Les deux compagnons
Deux vaillants compagnons, un jour,
Quittèrent la maison paternelle,
Pour parcourir allègrement le monde.
Un printemps lumineux à pleines mains
Épandait ses effluves, sonores et chantants.
L’âme gonflée d’espérance,
Dédaignant joies et peines du monde,
Ils partirent sur la route du rêve.
Tous les cœurs s’épanouissaient de gaîté
Au passage de ces riants compagnons.
Le premier trouva une douce compagne
Qui lui apporta biens et maison.
Bientôt, il berça dans ses bras un fils chéri.
Heureux et satisfait, de sa fenêtre
Il contempla ses prairies et ses champs.
Mais l’autre, au chant trompeur des sirènes,
Aux mille voix séduisantes
Montant des profondeurs, succomba.
Les flots perfides l’attirèrent dans le gouffre
Au charme de leurs chatoyantes mélodies.
Et lorsqu’au gouffre il s’éveilla,
Il se sentit l’âme lasse et vieille.
Sa barque avait péri dans les flots,
Un souffle glacé planait sur les eaux,
Et tout autour, un grand silence,
Pourtant, le printemps à la ronde
Épand, sonores et chantants, ses effluves.

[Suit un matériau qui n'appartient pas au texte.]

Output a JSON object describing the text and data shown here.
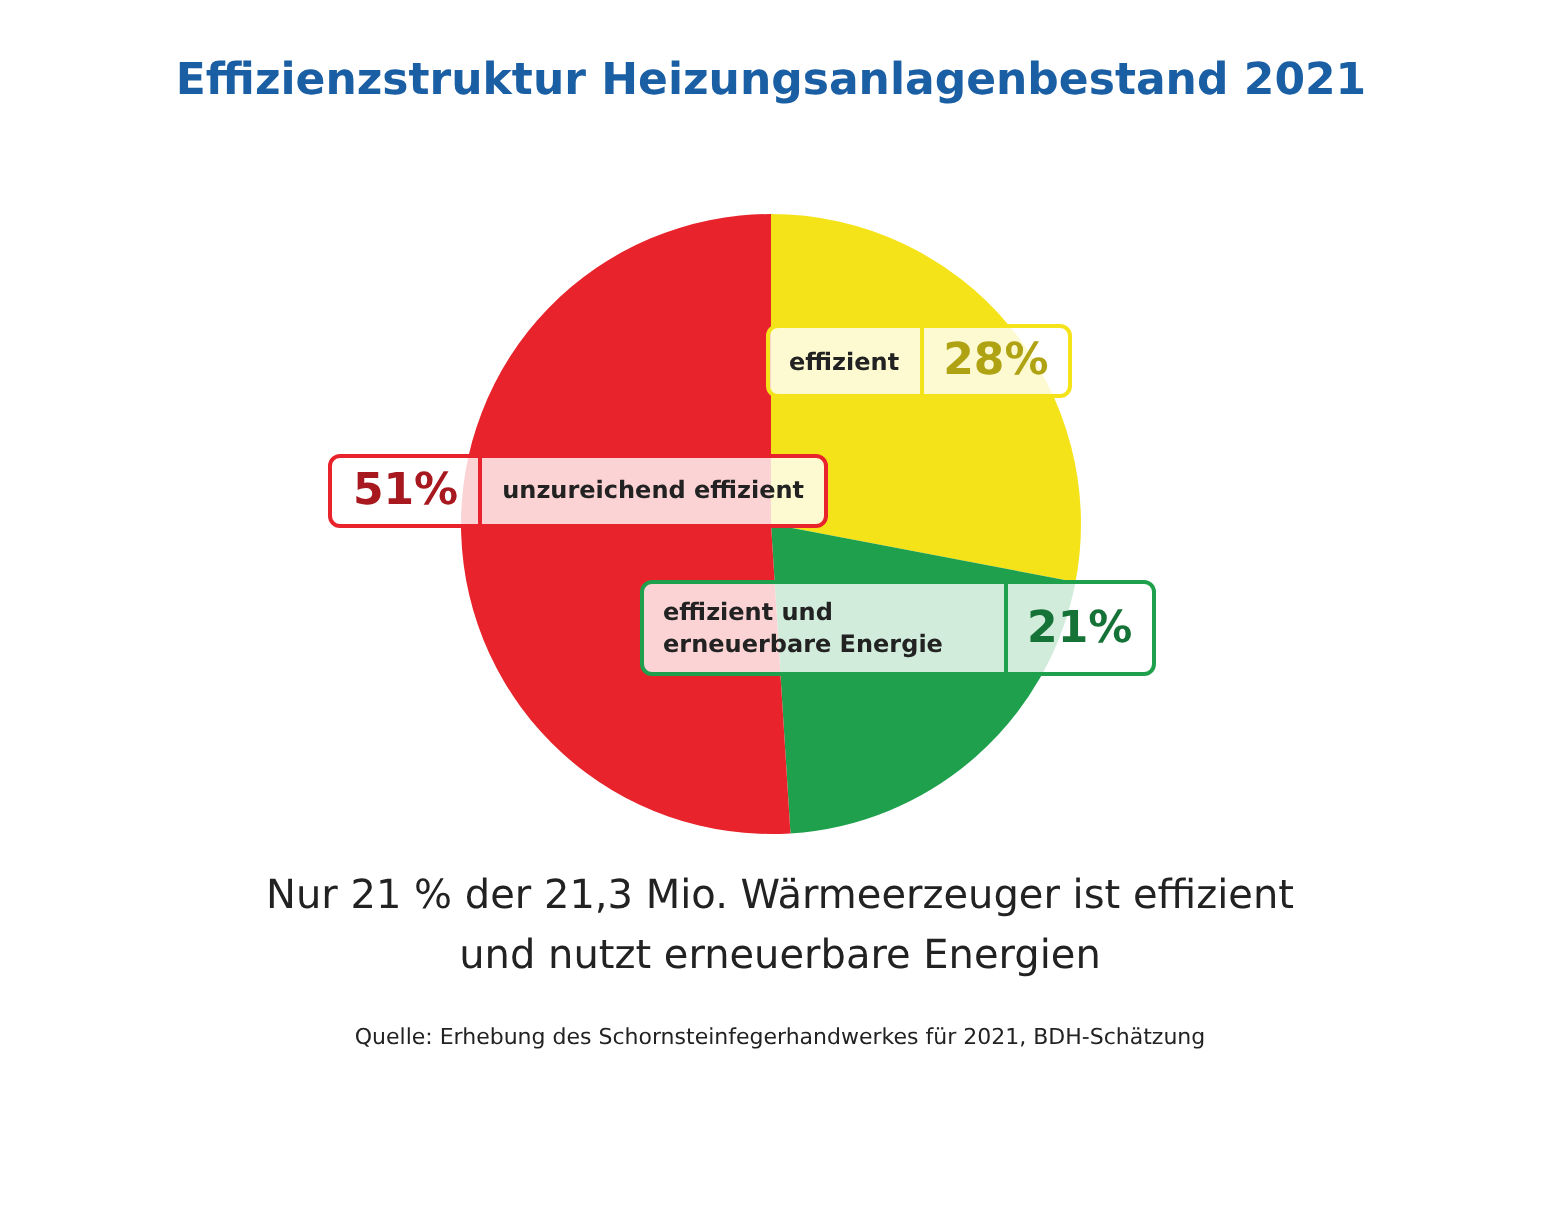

Que d’aventure je trouve sur ma route
Des compagnons si téméraires,
Mes yeux se mouillent de larmes.
Dieu ! dans ta clémence, vers toi guide nos pas !
Joseph von EICHENDORFF, La poésie et la vie.
Traduit de l’allemand par Albert Spaeth.
Recueilli dans Eichendorff, Poésies,
préface et traduction
par Albert Spaeth, Aubier, 1953.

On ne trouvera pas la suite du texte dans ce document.